As the game went on, Ackerman’s hits became even harder and of the less legal variety, including a penalty for boarding, when he came from behind and hit Connor in the back, pushing his face into the boards when he didn’t have the puck, slashing at his stick, and, in the third quarter, grabbing him by the jersey and punching him. They both spent time in the penalty box, but Ackerman got three times the number of minutes that Connor did.

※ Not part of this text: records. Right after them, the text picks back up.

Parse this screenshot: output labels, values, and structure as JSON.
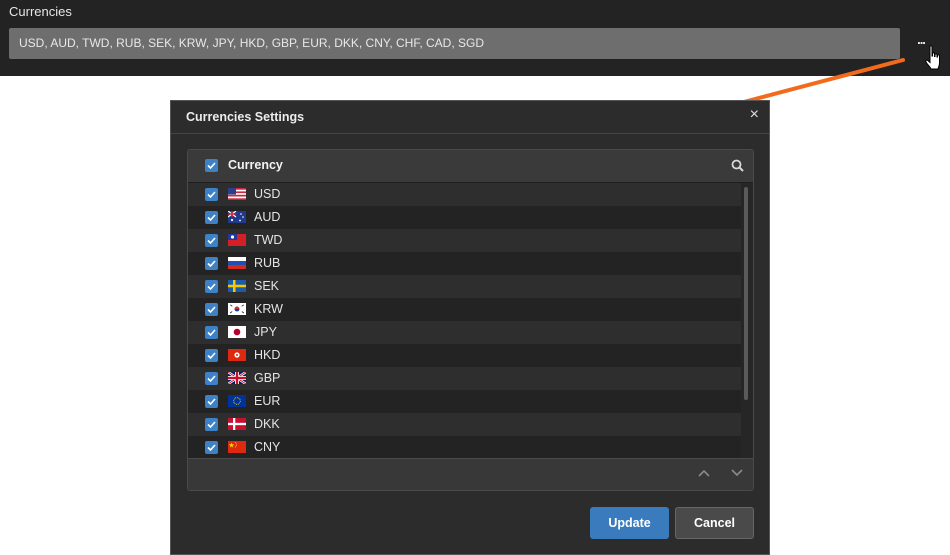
{
  "top": {
    "label": "Currencies",
    "value": "USD, AUD, TWD, RUB, SEK, KRW, JPY, HKD, GBP, EUR, DKK, CNY, CHF, CAD, SGD",
    "more_label": "..."
  },
  "dialog": {
    "title": "Currencies Settings",
    "close_label": "×",
    "column_header": "Currency",
    "rows": [
      {
        "code": "USD",
        "flag": "us-flag-icon"
      },
      {
        "code": "AUD",
        "flag": "au-flag-icon"
      },
      {
        "code": "TWD",
        "flag": "tw-flag-icon"
      },
      {
        "code": "RUB",
        "flag": "ru-flag-icon"
      },
      {
        "code": "SEK",
        "flag": "se-flag-icon"
      },
      {
        "code": "KRW",
        "flag": "kr-flag-icon"
      },
      {
        "code": "JPY",
        "flag": "jp-flag-icon"
      },
      {
        "code": "HKD",
        "flag": "hk-flag-icon"
      },
      {
        "code": "GBP",
        "flag": "gb-flag-icon"
      },
      {
        "code": "EUR",
        "flag": "eu-flag-icon"
      },
      {
        "code": "DKK",
        "flag": "dk-flag-icon"
      },
      {
        "code": "CNY",
        "flag": "cn-flag-icon"
      }
    ],
    "update_label": "Update",
    "cancel_label": "Cancel"
  },
  "colors": {
    "accent": "#3d82c6",
    "arrow": "#f26b1d"
  }
}
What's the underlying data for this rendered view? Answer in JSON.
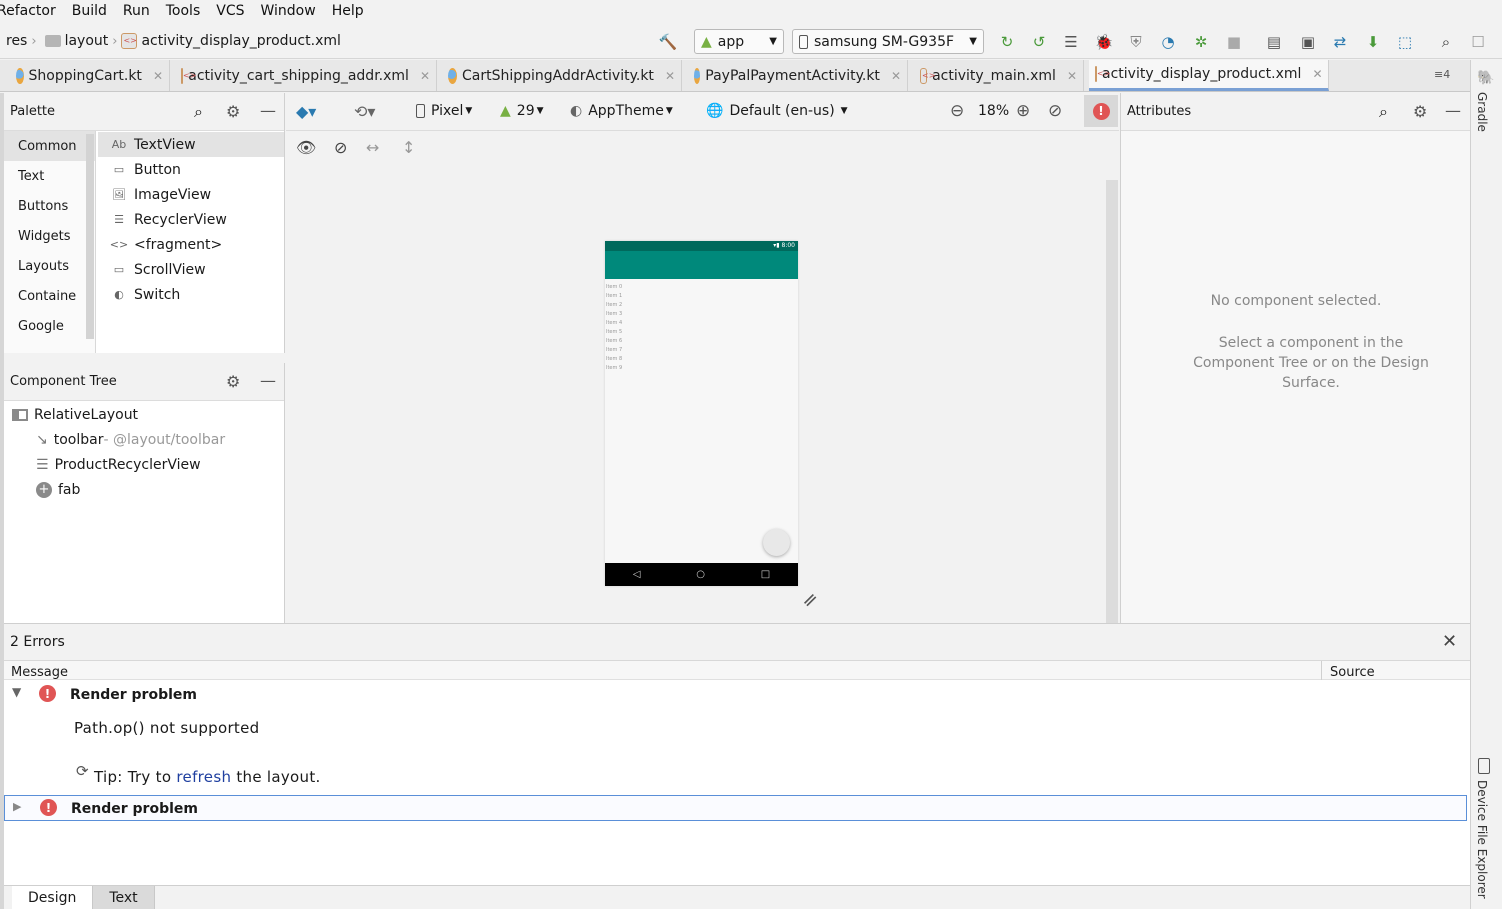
{
  "menu": [
    "Refactor",
    "Build",
    "Run",
    "Tools",
    "VCS",
    "Window",
    "Help"
  ],
  "breadcrumb": {
    "res": "res",
    "layout": "layout",
    "file": "activity_display_product.xml"
  },
  "run_config": "app",
  "device": "samsung SM-G935F",
  "tabs": [
    {
      "label": "ShoppingCart.kt",
      "type": "kt"
    },
    {
      "label": "activity_cart_shipping_addr.xml",
      "type": "xml"
    },
    {
      "label": "CartShippingAddrActivity.kt",
      "type": "kt"
    },
    {
      "label": "PayPalPaymentActivity.kt",
      "type": "kt"
    },
    {
      "label": "activity_main.xml",
      "type": "xml"
    },
    {
      "label": "activity_display_product.xml",
      "type": "xml"
    }
  ],
  "tab_overflow": "≡4",
  "palette": {
    "title": "Palette",
    "categories": [
      "Common",
      "Text",
      "Buttons",
      "Widgets",
      "Layouts",
      "Containe",
      "Google"
    ],
    "items": [
      "TextView",
      "Button",
      "ImageView",
      "RecyclerView",
      "<fragment>",
      "ScrollView",
      "Switch"
    ],
    "item_icons": [
      "Ab",
      "▭",
      "🖼",
      "☰",
      "<>",
      "▭",
      "◐"
    ]
  },
  "component_tree": {
    "title": "Component Tree",
    "root": "RelativeLayout",
    "children": [
      {
        "label": "toolbar",
        "hint": "- @layout/toolbar"
      },
      {
        "label": "ProductRecyclerView",
        "hint": ""
      },
      {
        "label": "fab",
        "hint": ""
      }
    ]
  },
  "design_toolbar": {
    "device": "Pixel",
    "api": "29",
    "theme": "AppTheme",
    "locale": "Default (en-us)",
    "zoom": "18%"
  },
  "phone": {
    "status_time": "8:00",
    "list_items": [
      "Item 0",
      "Item 1",
      "Item 2",
      "Item 3",
      "Item 4",
      "Item 5",
      "Item 6",
      "Item 7",
      "Item 8",
      "Item 9"
    ]
  },
  "attributes": {
    "title": "Attributes",
    "empty_title": "No component selected.",
    "empty_hint": "Select a component in the Component Tree or on the Design Surface."
  },
  "right_strip": {
    "gradle": "Gradle",
    "device_explorer": "Device File Explorer"
  },
  "errors": {
    "title": "2 Errors",
    "col_message": "Message",
    "col_source": "Source",
    "items": [
      {
        "title": "Render problem",
        "detail": "Path.op() not supported",
        "tip_prefix": "Tip: Try to ",
        "tip_link": "refresh",
        "tip_suffix": " the layout.",
        "expanded": true
      },
      {
        "title": "Render problem",
        "expanded": false
      }
    ]
  },
  "bottom_tabs": [
    "Design",
    "Text"
  ],
  "colors": {
    "app_bar": "#00897b",
    "status_bar": "#00695c",
    "error": "#e05555",
    "accent": "#7aa0d4"
  }
}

Connor gave his all at every single game he played. But knowing that Katie was watching made him give more of himself than he thought he could. It was a hard-fought game from every single player on the ice— not just from Ackerman and Connor— from beginning to end. It was as if every one of them was looking to be at the top of the leaderboards on body checks. As hard as every one of them played, though, when the end-of-game horn sounded, the scoreboard showed the Glaciers down by a goal.

Connor and his teammates headed off the ice and toward their locker room. As soon as they were away from the view of the cameras and the fans, Calloway took off his helmet and chucked it down the hallway, letting out a string of swears. Connor got it. The loss felt personal.

Even still, he couldn’t pass up the chance to see his old teammates off the ice once the meeting with the coaches to review the game was over. He headed toward the Thunderstorm’s locker rooms, his body already aching from the beating it had taken. He was about to text Vaughan to see if he could meet him in the hall so he didn’t have to risk a possible incident with Ackerman when he rounded a corner in the corridor and saw his friend walking toward him.

“Hey,” Vaughan said. “I was just coming to find you.” He and Vaughan greeted each other with a half-handshake, half-hug and chatted about the game for a few moments, just like they used to after games. It was bittersweet to talk to him in the same way they did when they saw each other daily, knowing they were going home to separate states tonight and he wouldn’t see him again until their teams played each other again in April.

“I have an old teammate who plays for the Explorers now,” Vaughan said, “and he told me there are rumors that they’re looking to trade their right wing.”

Connor’s eyebrows raised.

“Ohio’s only an hour-and-a-half flight from here, and they’re a great team. You should consider talking to your agent about that possibility.”

He imagined what that might be like all the way back to the locker room. It would be nice to be closer to home. But today only left him feeling pulled between conflicting desires. He missed Charlotte. He missed this stadium, this team, these fans. At the same time, though, he couldn’t wait to get back to Colorado to see Katie again.